CEZ TOOK US BACK TO ICE AGE
The three-month electricity accountings, wrong invoices, frequent electricity breaks in a number of Sofia's residential areas and so many other jumbles that CEZ's subscribes have faced over the last two years appeared to be just the tip of the ice-berg.
When this year's first snowfall came on November 20, part of Sofia found itself literally in the Ice Age with the electricity to nearly 50 000 residents being broken. The most seriously affected areas were the elite Dragalevtsi, Simeonovo, Gorna Banya and Knyajevo which are located beyond the southern segment of Sofia's circular. Manastirski Livadi district's residents also had no electricity available at their homes for more than 12 hours. BANKER editor's office received complaints also from downtown-headquartered companies which still had no electricity even two days after the first snowfall had passed over.
CEZ officials justified themselves on November 25, 2008 that a huge number of interferences in CEZ's electricity distribution network arouse between November 22 and 23 because of the snowfall and stormy wind in the country's western part. The wind velocity reached 100 km per hour in the region of Cherni vrah peak and in other parts of Western Bulgaria as well. The power failures stem from the strong wind, driven snow, broken tree branches and fallen street trees.
Arid statistics shows that a total 246 power failures of medium-voltage distribution lines were registered in Western Bulgaria, of which 98 remained out of service for more than 30 minutes. A total 96 built-up areas were affected and 416 000 subscribers had no electricity provided. Out of them, 126 000 stayed in dark for more than half an hour.
But the figures are of no big importance here. CEZ again drove its clients' confidence to ruin and made big part of them sighing for the good old times when the power supply used to be a matter of state. And there are reasons for the present situation which are familiar to the Czech's company management and are not related with the winter season only. Willing to maximum narrow its expenditures and streamline revenues, CEZ cut more than 220 blue-collar jobs still in 2007. Still then BANKER warned that the company has no enough break-down gangs at hand and that just three of its spare parts warehouses have remained unclosed. Thus, the elimination of a serious failure consumes too much time and the gangs run about the whole city. It is worth asking why no similar situations occurred in Southeastern Bulgaria where the electricity network is operated by EVN? Well, the Austrian company carried out preventive maintenance of its equipment and trimmed the tree branches so as to avoid their contact with the lines. A move which the blown-up-with-pride CEZ did not consider necessary to do.

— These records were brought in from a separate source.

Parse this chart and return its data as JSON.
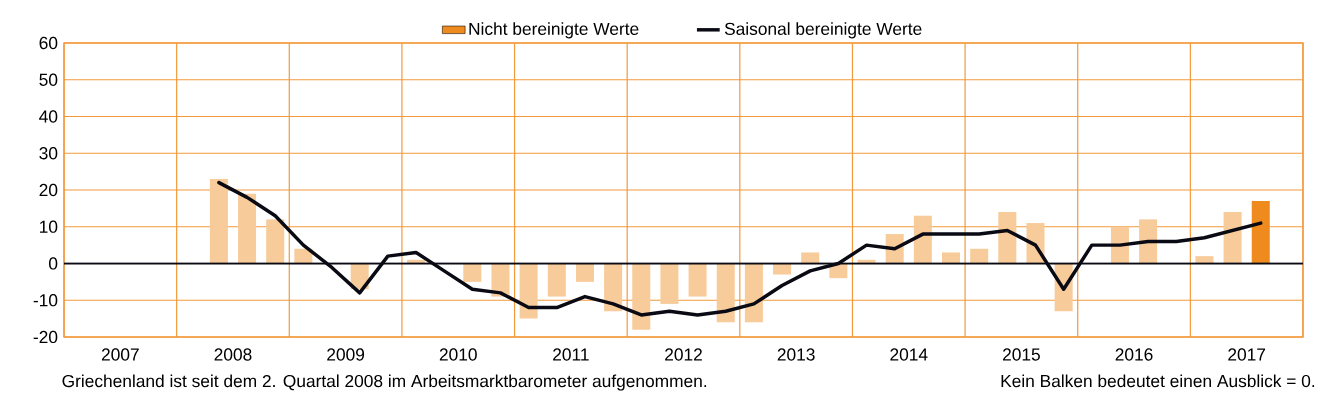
{
  "chart_data": {
    "type": "bar",
    "x": [
      2008.375,
      2008.625,
      2008.875,
      2009.125,
      2009.375,
      2009.625,
      2009.875,
      2010.125,
      2010.375,
      2010.625,
      2010.875,
      2011.125,
      2011.375,
      2011.625,
      2011.875,
      2012.125,
      2012.375,
      2012.625,
      2012.875,
      2013.125,
      2013.375,
      2013.625,
      2013.875,
      2014.125,
      2014.375,
      2014.625,
      2014.875,
      2015.125,
      2015.375,
      2015.625,
      2015.875,
      2016.125,
      2016.375,
      2016.625,
      2016.875,
      2017.125,
      2017.375,
      2017.625
    ],
    "series": [
      {
        "name": "Nicht bereinigte Werte",
        "color": "#ee8a1e",
        "values": [
          23,
          19,
          12,
          4,
          0,
          -7,
          0,
          1,
          0,
          -5,
          -9,
          -15,
          -9,
          -5,
          -13,
          -18,
          -11,
          -9,
          -16,
          -16,
          -3,
          3,
          -4,
          1,
          8,
          13,
          3,
          4,
          14,
          11,
          -13,
          0,
          10,
          12,
          0,
          2,
          14,
          17
        ],
        "colors": [
          "#f8cb9a",
          "#f8cb9a",
          "#f8cb9a",
          "#f8cb9a",
          "#f8cb9a",
          "#f8cb9a",
          "#f8cb9a",
          "#f8cb9a",
          "#f8cb9a",
          "#f8cb9a",
          "#f8cb9a",
          "#f8cb9a",
          "#f8cb9a",
          "#f8cb9a",
          "#f8cb9a",
          "#f8cb9a",
          "#f8cb9a",
          "#f8cb9a",
          "#f8cb9a",
          "#f8cb9a",
          "#f8cb9a",
          "#f8cb9a",
          "#f8cb9a",
          "#f8cb9a",
          "#f8cb9a",
          "#f8cb9a",
          "#f8cb9a",
          "#f8cb9a",
          "#f8cb9a",
          "#f8cb9a",
          "#f8cb9a",
          "#f8cb9a",
          "#f8cb9a",
          "#f8cb9a",
          "#f8cb9a",
          "#f8cb9a",
          "#f8cb9a",
          "#ee8a1e"
        ]
      },
      {
        "name": "Saisonal bereinigte Werte",
        "type": "line",
        "color": "#0a0a14",
        "values": [
          22,
          18,
          13,
          5,
          -1,
          -8,
          2,
          3,
          -2,
          -7,
          -8,
          -12,
          -12,
          -9,
          -11,
          -14,
          -13,
          -14,
          -13,
          -11,
          -6,
          -2,
          0,
          5,
          4,
          8,
          8,
          8,
          9,
          5,
          -7,
          5,
          5,
          6,
          6,
          7,
          9,
          11
        ]
      }
    ],
    "xlim": [
      2007,
      2018
    ],
    "xticks": [
      {
        "value": 2007,
        "label": null
      },
      {
        "value": 2007.5,
        "label": "2007"
      },
      {
        "value": 2008,
        "label": null
      },
      {
        "value": 2008.5,
        "label": "2008"
      },
      {
        "value": 2009,
        "label": null
      },
      {
        "value": 2009.5,
        "label": "2009"
      },
      {
        "value": 2010,
        "label": null
      },
      {
        "value": 2010.5,
        "label": "2010"
      },
      {
        "value": 2011,
        "label": null
      },
      {
        "value": 2011.5,
        "label": "2011"
      },
      {
        "value": 2012,
        "label": null
      },
      {
        "value": 2012.5,
        "label": "2012"
      },
      {
        "value": 2013,
        "label": null
      },
      {
        "value": 2013.5,
        "label": "2013"
      },
      {
        "value": 2014,
        "label": null
      },
      {
        "value": 2014.5,
        "label": "2014"
      },
      {
        "value": 2015,
        "label": null
      },
      {
        "value": 2015.5,
        "label": "2015"
      },
      {
        "value": 2016,
        "label": null
      },
      {
        "value": 2016.5,
        "label": "2016"
      },
      {
        "value": 2017,
        "label": null
      },
      {
        "value": 2017.5,
        "label": "2017"
      },
      {
        "value": 2018,
        "label": null
      }
    ],
    "ylim": [
      -20,
      60
    ],
    "yticks": [
      -20,
      -10,
      0,
      10,
      20,
      30,
      40,
      50,
      60
    ],
    "grid": true,
    "legend": "top",
    "ref_lines": [
      {
        "axis": "y",
        "value": 0,
        "color": "#0a0a14"
      }
    ],
    "annotations": [
      "Griechenland ist seit dem 2. Quartal 2008 im Arbeitsmarktbarometer aufgenommen.",
      "Kein Balken bedeutet einen Ausblick = 0."
    ]
  }
}
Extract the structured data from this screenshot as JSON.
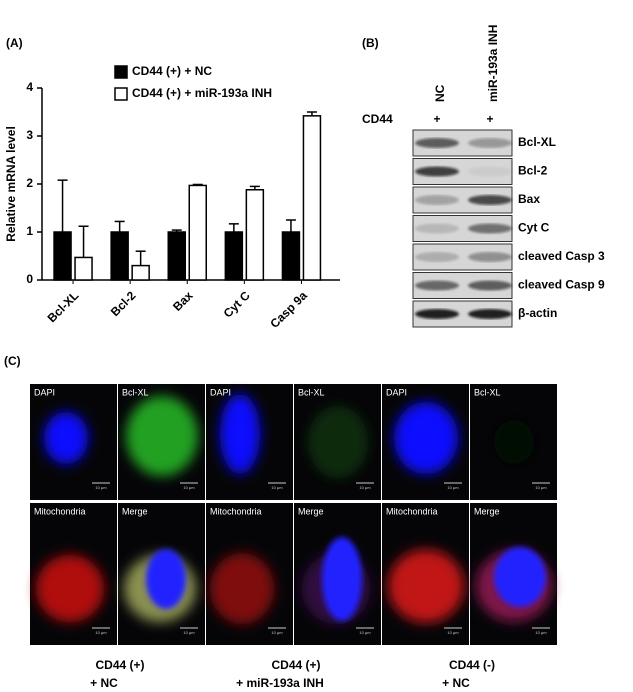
{
  "chart_data": {
    "type": "bar",
    "panel_label": "(A)",
    "y_label": "Relative mRNA level",
    "categories": [
      "Bcl-XL",
      "Bcl-2",
      "Bax",
      "Cyt C",
      "Casp 9a"
    ],
    "series": [
      {
        "name": "CD44 (+) + NC",
        "color": "#000000",
        "values": [
          1,
          1,
          1,
          1,
          1
        ],
        "errors": [
          1.08,
          0.22,
          0.04,
          0.17,
          0.25
        ]
      },
      {
        "name": "CD44 (+) + miR-193a INH",
        "color": "#ffffff",
        "values": [
          0.47,
          0.3,
          1.97,
          1.88,
          3.42
        ],
        "errors": [
          0.65,
          0.3,
          0.02,
          0.07,
          0.08
        ]
      }
    ],
    "ylim": [
      0,
      4
    ],
    "yticks": [
      0,
      1,
      2,
      3,
      4
    ],
    "grid": false
  },
  "panel_b": {
    "panel_label": "(B)",
    "lanes": [
      "NC",
      "miR-193a INH"
    ],
    "row_label": "CD44",
    "lane_marks": [
      "+",
      "+"
    ],
    "bands": [
      "Bcl-XL",
      "Bcl-2",
      "Bax",
      "Cyt C",
      "cleaved Casp 3",
      "cleaved Casp 9",
      "β-actin"
    ]
  },
  "panel_c": {
    "panel_label": "(C)",
    "scale_bar_label": "10 μm",
    "groups": [
      {
        "caption": [
          "CD44 (+)",
          "+ NC"
        ],
        "tiles": [
          "DAPI",
          "Bcl-XL",
          "Mitochondria",
          "Merge"
        ]
      },
      {
        "caption": [
          "CD44 (+)",
          "+ miR-193a INH"
        ],
        "tiles": [
          "DAPI",
          "Bcl-XL",
          "Mitochondria",
          "Merge"
        ]
      },
      {
        "caption": [
          "CD44 (-)",
          "+ NC"
        ],
        "tiles": [
          "DAPI",
          "Bcl-XL",
          "Mitochondria",
          "Merge"
        ]
      }
    ]
  }
}
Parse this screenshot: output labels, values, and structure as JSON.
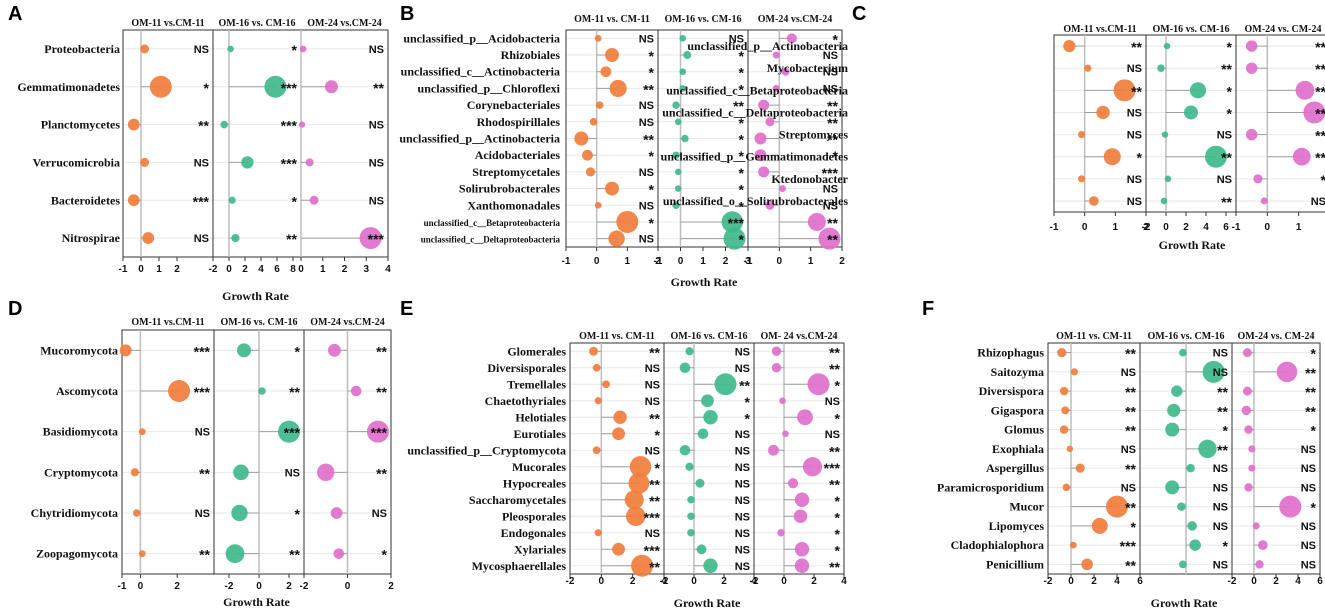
{
  "colors": {
    "om11": "#f07d3c",
    "om16": "#3fba8c",
    "om24": "#e06fcc",
    "frame": "#333333",
    "grid": "#e8e8e8"
  },
  "chart_data": [
    {
      "panel": "A",
      "type": "scatter",
      "xlabel": "Growth Rate",
      "categories": [
        "Proteobacteria",
        "Gemmatimonadetes",
        "Planctomycetes",
        "Verrucomicrobia",
        "Bacteroidetes",
        "Nitrospirae"
      ],
      "series": [
        {
          "name": "OM-11 vs.CM-11",
          "xlim": [
            -1,
            4
          ],
          "ticks": [
            -1,
            0,
            1,
            2
          ],
          "values": [
            0.2,
            1.1,
            -0.4,
            0.2,
            -0.4,
            0.4
          ],
          "sig": [
            "NS",
            "*",
            "**",
            "NS",
            "***",
            "NS"
          ]
        },
        {
          "name": "OM-16 vs. CM-16",
          "xlim": [
            -2,
            9
          ],
          "ticks": [
            -2,
            0,
            2,
            4,
            6,
            8
          ],
          "values": [
            0.2,
            5.8,
            -0.6,
            2.3,
            0.4,
            0.8
          ],
          "sig": [
            "*",
            "***",
            "***",
            "***",
            "*",
            "**"
          ]
        },
        {
          "name": "OM-24 vs.CM-24",
          "xlim": [
            0,
            4
          ],
          "ticks": [
            0,
            1,
            2,
            3,
            4
          ],
          "values": [
            0.1,
            1.4,
            0.05,
            0.4,
            0.6,
            3.2
          ],
          "sig": [
            "NS",
            "**",
            "NS",
            "NS",
            "NS",
            "***"
          ]
        }
      ]
    },
    {
      "panel": "B",
      "type": "scatter",
      "xlabel": "Growth Rate",
      "categories": [
        "unclassified_p__Acidobacteria",
        "Rhizobiales",
        "unclassified_c__Actinobacteria",
        "unclassified_p__Chloroflexi",
        "Corynebacteriales",
        "Rhodospirillales",
        "unclassified_p__Actinobacteria",
        "Acidobacteriales",
        "Streptomycetales",
        "Solirubrobacterales",
        "Xanthomonadales",
        "unclassified_c__Betaproteobacteria",
        "unclassified_c__Deltaproteobacteria"
      ],
      "series": [
        {
          "name": "OM-11 vs. CM-11",
          "xlim": [
            -1,
            2
          ],
          "ticks": [
            -1,
            0,
            1,
            2
          ],
          "values": [
            0.05,
            0.5,
            0.3,
            0.7,
            0.1,
            -0.1,
            -0.5,
            -0.3,
            -0.2,
            0.5,
            0.05,
            1.0,
            0.65
          ],
          "sig": [
            "NS",
            "*",
            "*",
            "**",
            "NS",
            "NS",
            "**",
            "*",
            "NS",
            "*",
            "NS",
            "*",
            "NS"
          ]
        },
        {
          "name": "OM-16 vs. CM-16",
          "xlim": [
            -1,
            3
          ],
          "ticks": [
            -1,
            0,
            1,
            2,
            3
          ],
          "values": [
            0.1,
            0.3,
            0.1,
            0.1,
            -0.2,
            -0.1,
            0.2,
            -0.2,
            -0.1,
            -0.1,
            -0.2,
            2.3,
            2.4
          ],
          "sig": [
            "NS",
            "*",
            "*",
            "*",
            "**",
            "*",
            "*",
            "*",
            "*",
            "*",
            "*",
            "***",
            "*"
          ]
        },
        {
          "name": "OM-24 vs.CM-24",
          "xlim": [
            -1,
            2
          ],
          "ticks": [
            -1,
            0,
            1,
            2
          ],
          "values": [
            0.4,
            -0.1,
            0.2,
            -0.1,
            -0.5,
            -0.3,
            -0.6,
            -0.6,
            -0.5,
            0.1,
            -0.3,
            1.2,
            1.6
          ],
          "sig": [
            "*",
            "NS",
            "NS",
            "NS",
            "**",
            "**",
            "**",
            "*",
            "***",
            "NS",
            "NS",
            "**",
            "**"
          ]
        }
      ]
    },
    {
      "panel": "C",
      "type": "scatter",
      "xlabel": "Growth Rate",
      "categories": [
        "unclassified_p__Actinobacteria",
        "Mycobacterium",
        "unclassified_c__Betaproteobacteria",
        "unclassified_c__Deltaproteobacteria",
        "Streptomyces",
        "unclassified_p__Gemmatimonadetes",
        "Ktedonobacter",
        "unclassified_o__Solirubrobacterales"
      ],
      "series": [
        {
          "name": "OM-11 vs.CM-11",
          "xlim": [
            -1,
            2
          ],
          "ticks": [
            -1,
            0,
            1,
            2
          ],
          "values": [
            -0.5,
            0.1,
            1.3,
            0.6,
            -0.1,
            0.9,
            -0.1,
            0.3
          ],
          "sig": [
            "**",
            "NS",
            "**",
            "NS",
            "NS",
            "*",
            "NS",
            "NS"
          ]
        },
        {
          "name": "OM-16 vs. CM-16",
          "xlim": [
            -2,
            7
          ],
          "ticks": [
            -2,
            0,
            2,
            4,
            6
          ],
          "values": [
            0.1,
            -0.5,
            3.2,
            2.5,
            -0.1,
            5.0,
            0.2,
            -0.2
          ],
          "sig": [
            "*",
            "**",
            "*",
            "*",
            "NS",
            "**",
            "NS",
            "**"
          ]
        },
        {
          "name": "OM-24 vs. CM-24",
          "xlim": [
            -1,
            2
          ],
          "ticks": [
            -1,
            0,
            1,
            2
          ],
          "values": [
            -0.5,
            -0.5,
            1.2,
            1.5,
            -0.5,
            1.1,
            -0.3,
            -0.1
          ],
          "sig": [
            "**",
            "**",
            "**",
            "**",
            "**",
            "**",
            "*",
            "NS"
          ]
        }
      ]
    },
    {
      "panel": "D",
      "type": "scatter",
      "xlabel": "Growth Rate",
      "categories": [
        "Mucoromycota",
        "Ascomycota",
        "Basidiomycota",
        "Cryptomycota",
        "Chytridiomycota",
        "Zoopagomycota"
      ],
      "series": [
        {
          "name": "OM-11 vs.CM-11",
          "xlim": [
            -1,
            4
          ],
          "ticks": [
            -1,
            0,
            2
          ],
          "values": [
            -0.8,
            2.1,
            0.1,
            -0.3,
            -0.2,
            0.1
          ],
          "sig": [
            "***",
            "***",
            "NS",
            "**",
            "NS",
            "**"
          ]
        },
        {
          "name": "OM-16 vs. CM-16",
          "xlim": [
            -3,
            3
          ],
          "ticks": [
            -2,
            0,
            2
          ],
          "values": [
            -1.0,
            0.2,
            2.0,
            -1.2,
            -1.3,
            -1.6
          ],
          "sig": [
            "*",
            "**",
            "***",
            "NS",
            "*",
            "**"
          ]
        },
        {
          "name": "OM-24 vs.CM-24",
          "xlim": [
            -2,
            2
          ],
          "ticks": [
            -2,
            0,
            2
          ],
          "values": [
            -0.6,
            0.4,
            1.4,
            -1.0,
            -0.5,
            -0.4
          ],
          "sig": [
            "**",
            "**",
            "***",
            "**",
            "NS",
            "*"
          ]
        }
      ]
    },
    {
      "panel": "E",
      "type": "scatter",
      "xlabel": "Growth Rate",
      "categories": [
        "Glomerales",
        "Diversisporales",
        "Tremellales",
        "Chaetothyriales",
        "Helotiales",
        "Eurotiales",
        "unclassified_p__Cryptomycota",
        "Mucorales",
        "Hypocreales",
        "Saccharomycetales",
        "Pleosporales",
        "Endogonales",
        "Xylariales",
        "Mycosphaerellales"
      ],
      "series": [
        {
          "name": "OM-11 vs. CM-11",
          "xlim": [
            -2,
            4
          ],
          "ticks": [
            -2,
            0,
            2,
            4
          ],
          "values": [
            -0.5,
            -0.3,
            0.3,
            -0.2,
            1.2,
            1.1,
            -0.3,
            2.5,
            2.4,
            2.1,
            2.2,
            -0.2,
            1.1,
            2.6
          ],
          "sig": [
            "**",
            "NS",
            "NS",
            "NS",
            "**",
            "*",
            "NS",
            "*",
            "**",
            "**",
            "***",
            "NS",
            "***",
            "**"
          ]
        },
        {
          "name": "OM-16 vs. CM-16",
          "xlim": [
            -2,
            4
          ],
          "ticks": [
            -2,
            0,
            2,
            4
          ],
          "values": [
            -0.3,
            -0.6,
            2.1,
            0.9,
            1.1,
            0.6,
            -0.6,
            -0.3,
            0.4,
            -0.2,
            -0.2,
            -0.2,
            0.5,
            1.1
          ],
          "sig": [
            "NS",
            "NS",
            "**",
            "*",
            "*",
            "NS",
            "NS",
            "NS",
            "NS",
            "NS",
            "NS",
            "NS",
            "NS",
            "NS"
          ]
        },
        {
          "name": "OM- 24 vs.CM-24",
          "xlim": [
            -2,
            4
          ],
          "ticks": [
            -2,
            0,
            2,
            4
          ],
          "values": [
            -0.5,
            -0.5,
            2.3,
            -0.1,
            1.4,
            0.1,
            -0.7,
            1.9,
            0.6,
            1.2,
            1.1,
            -0.2,
            1.2,
            1.2
          ],
          "sig": [
            "**",
            "**",
            "*",
            "NS",
            "*",
            "NS",
            "**",
            "***",
            "**",
            "*",
            "*",
            "*",
            "*",
            "**"
          ]
        }
      ]
    },
    {
      "panel": "F",
      "type": "scatter",
      "xlabel": "Growth Rate",
      "categories": [
        "Rhizophagus",
        "Saitozyma",
        "Diversispora",
        "Gigaspora",
        "Glomus",
        "Exophiala",
        "Aspergillus",
        "Paramicrosporidium",
        "Mucor",
        "Lipomyces",
        "Cladophialophora",
        "Penicillium"
      ],
      "series": [
        {
          "name": "OM-11 vs. CM-11",
          "xlim": [
            -2,
            6
          ],
          "ticks": [
            -2,
            0,
            2,
            4,
            6
          ],
          "values": [
            -0.8,
            0.3,
            -0.6,
            -0.5,
            -0.6,
            -0.1,
            0.8,
            -0.4,
            4.0,
            2.5,
            0.2,
            1.4
          ],
          "sig": [
            "**",
            "NS",
            "**",
            "**",
            "**",
            "NS",
            "**",
            "NS",
            "**",
            "*",
            "***",
            "**"
          ]
        },
        {
          "name": "OM-16 vs. CM-16",
          "xlim": [
            -3,
            3
          ],
          "ticks": [],
          "values": [
            -0.2,
            1.8,
            -0.6,
            -0.8,
            -0.9,
            1.4,
            0.3,
            -0.9,
            -0.3,
            0.4,
            0.6,
            -0.2
          ],
          "sig": [
            "NS",
            "NS",
            "**",
            "**",
            "*",
            "**",
            "NS",
            "NS",
            "NS",
            "NS",
            "*",
            "NS"
          ]
        },
        {
          "name": "OM-24 vs. CM-24",
          "xlim": [
            -2,
            6
          ],
          "ticks": [
            -2,
            0,
            2,
            4,
            6
          ],
          "values": [
            -0.6,
            3.0,
            -0.6,
            -0.7,
            -0.5,
            -0.2,
            -0.2,
            -0.5,
            3.3,
            0.2,
            0.8,
            0.5
          ],
          "sig": [
            "*",
            "**",
            "**",
            "**",
            "*",
            "NS",
            "NS",
            "NS",
            "*",
            "NS",
            "NS",
            "NS"
          ]
        }
      ]
    }
  ]
}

By the way, the State Energy and Water Regulatory Commission (SEWRC) is always at hand when monopolists show obviously neglectful attitude towards their subscribers. The same commission which allowed that distribution companies may keep with impunity their clients without electricity provided within 24 hours. A condition which was not present even during the toughest power supply-restrictions of the later 1990s. And now the strategic investor which is said to be an old hand (it is not clear at what exactly) will again pass unnoticed. Probably because of this, Sofia Mayor Boyko Borisov demanded from the Economy Minister Peter Dimitrov to empower him to carry out check-ups and assist in eliminating the obstacles related to the capital's power supply. But the mayor's intention would hardly come into being as we take into account his strained relations with Minister Dimitrov.
And the only measure that CEZ will undertake is to open until the end of 2008 a new emergency centre. The centre will take all complaints regarding electricity failures which so far God only knows why have been directed to...Pleven. The question is that the centre can process a limited number of calls. What happened during the last several days affected more than 49 000 of our subscribers. Imagine that only 10% out of them decide to look for an information. It would not be so easy to receive and normal to await, Bojidar Gatev, head of CEZ's Sofia operations, kept on rendering flimsy reasons. Gatev most likely does not know that even the smallest CEZ's power supply unit in the Czech Republic runs a round-the-clock call centre with a total 45 persons being on the pay-roll and a further 12 students who respond to cases of emergency. The centre has its own code which oblige employees to respond to 95% of the customer calls within 30 seconds.
However, it is obvious that another method of work could be applied in Bulgaria.